On 12/19/2016 01:27 AM, Andres Valloud wrote:
At first glance, that the failure code only sees "two" things when it
should see "eight" seems to be problematic.
Perhaps the primitive insists on hashing byte objects, and there is a
distinction between "byte" objects and "word" objects (whatever "word"
means, presumably a constant width integer across all platforms). I
haven't looked at the code.
From my perspective... back in the day that primitive used to hash
bytes, and from what I saw here the failure code is hashing multi-byte
things. If all of these observations are correct, then I'd say the
failure code isn't doing what the primitive is doing, and in doing so
it's introducing a lot of collisions that I'd like to believe the
intended hash function wouldn't produce.
Ah, I see your concern.
As far as I can see, all classes that are using the StringHash primitive
are actually byte objects, so things are, I believe, working as designed.
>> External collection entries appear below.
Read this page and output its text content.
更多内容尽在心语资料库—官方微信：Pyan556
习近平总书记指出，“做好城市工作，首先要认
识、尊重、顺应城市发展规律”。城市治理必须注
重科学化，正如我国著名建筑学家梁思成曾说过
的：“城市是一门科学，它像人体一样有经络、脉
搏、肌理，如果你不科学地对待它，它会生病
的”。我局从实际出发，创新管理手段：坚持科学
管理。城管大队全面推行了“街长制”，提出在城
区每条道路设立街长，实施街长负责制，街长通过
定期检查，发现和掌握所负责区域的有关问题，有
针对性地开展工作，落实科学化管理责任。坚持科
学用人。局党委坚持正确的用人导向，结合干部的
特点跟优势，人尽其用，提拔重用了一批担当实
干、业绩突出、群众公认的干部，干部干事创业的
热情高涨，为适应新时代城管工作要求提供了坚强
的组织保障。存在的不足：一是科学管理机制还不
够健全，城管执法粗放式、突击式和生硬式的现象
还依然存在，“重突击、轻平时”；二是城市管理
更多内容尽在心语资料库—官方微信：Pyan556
The only problem is that Ben did an experiment to see whether Float's
hashing would be improved by using the StringHash primitive. Which it
failed to do, because Float is not a byte object.
We could use an equivalent primitive to hash word objects, but I haven't
found one.
We could also use a primitive to retrieve the bytes of a word object,
and I haven't found one of those either. There are places that are
converting the words to large integers and then hashing those, which
would work for Floats.
-Martin